The general principles that Plato and Aristotle (and other philosophers) thought were real and knowable have been referred to in different ways through the years—for example, as first principles, essences, or universals. In each case, the assumption is that something basic existed that could not be discovered by studying only individual instances or manifestations of the abstract principle involved. Some type of rational activity is needed to find the principle (essence) underlying individual cases. The search for first principles, essences, or universals characterized most early philosophy and, in a sense, continues in modern science as the search for laws governing nature. In Chapter 20, we will examine Ludwig Wittgenstein’s criticism of the concept of essence and his proposed alternative to it.

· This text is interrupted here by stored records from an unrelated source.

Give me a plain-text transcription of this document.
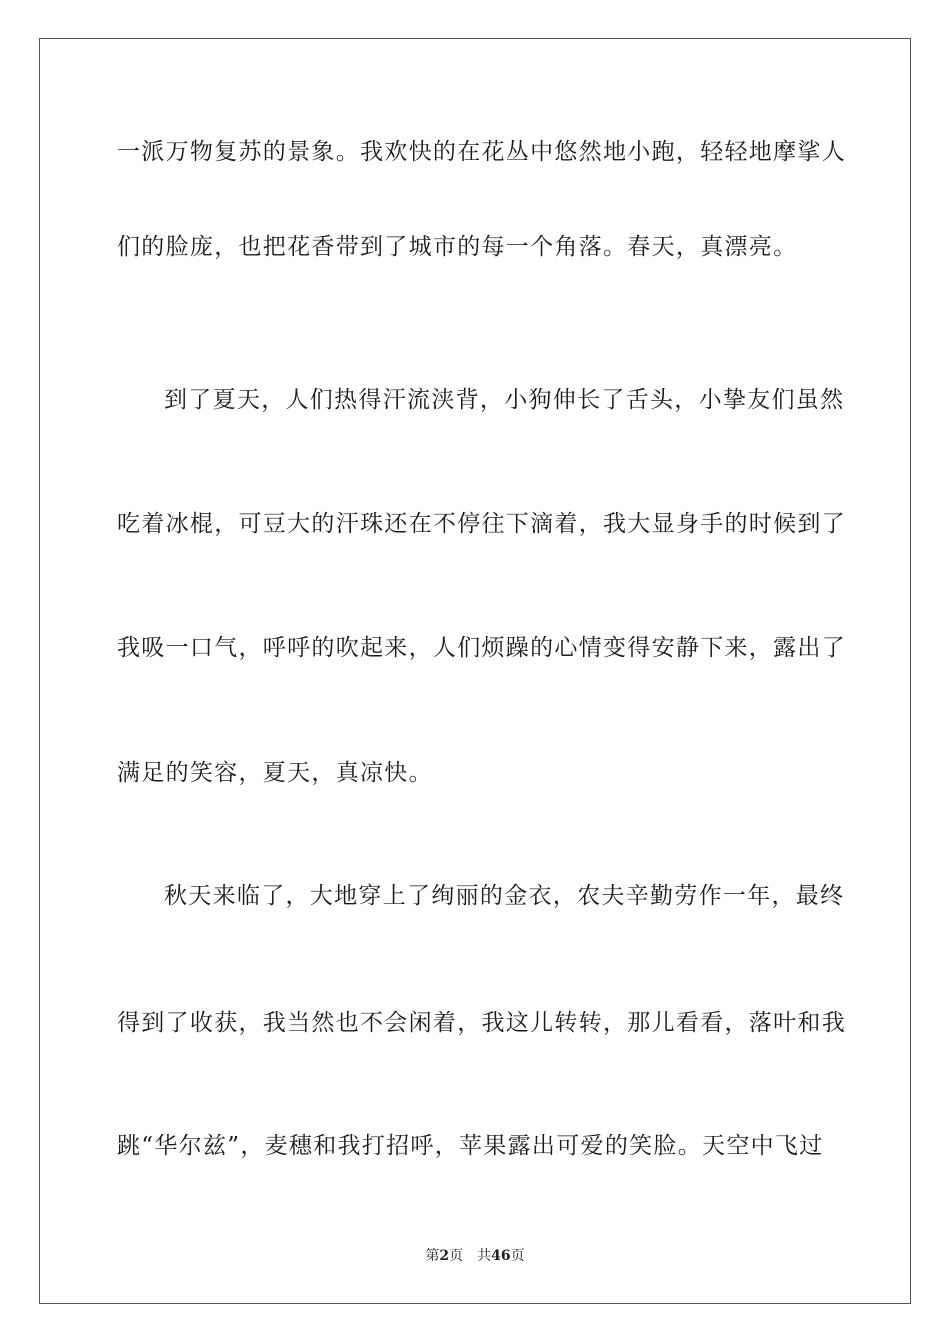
一派万物复苏的景象。我欢快的在花丛中悠然地小跑，轻轻地摩挲人
们的脸庞，也把花香带到了城市的每一个角落。春天，真漂亮。
到了夏天，人们热得汗流浃背，小狗伸长了舌头，小挚友们虽然
吃着冰棍，可豆大的汗珠还在不停往下滴着，我大显身手的时候到了
我吸一口气，呼呼的吹起来，人们烦躁的心情变得安静下来，露出了
满足的笑容，夏天，真凉快。
秋天来临了，大地穿上了绚丽的金衣，农夫辛勤劳作一年，最终
得到了收获，我当然也不会闲着，我这儿转转，那儿看看，落叶和我
跳“华尔兹”，麦穗和我打招呼，苹果露出可爱的笑脸。天空中飞过
第2页 共46页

For Aristotle, first principles could be attained by examining nature directly. For Plato, all knowledge exists independently of nature; but for Aristotle, nature and knowledge are inseparable. In Aristotle’s view, therefore, the body is not a hindrance in the search for knowledge, as it is for Plato and the Pythagoreans. Also, Aristotle disagreed with Plato on the importance of mathematics. For Aristotle, logical analysis (such as the syllogism) is a powerful tool, but often his emphasis was instead on the careful examination of nature by observation and classification. Here we see again the empirical component of Aristotle’s philosophy. In Aristotle’s Lyceum, he made an incredibly large number of observations of physical and biological phenomena, all of which he then categorized. Through this method of observation, definition, and classification, Aristotle compiled what has been called an encyclopedia of nature. He was chiefly interested in studying the things in the empirical world and learning their functions. Because Aristotle sought to explain several psychological phenomena in biological terms, we recognize him as one of the first physiological psychologists (D. N. Robinson, 1986).
In some ways, where Plato’s philosophy followed in the Pythagorean, mathematical tradition, Aristotle’s was more in the Hippocratic, biological tradition. The views of Plato and Aristotle concerning the sources of knowledge set the stage for epistemological inquiry lasting to the present time. We could evaluate almost every subsequent philosopher (and most psychologists) in terms of their agreement or disagreement with the views of Plato or Aristotle.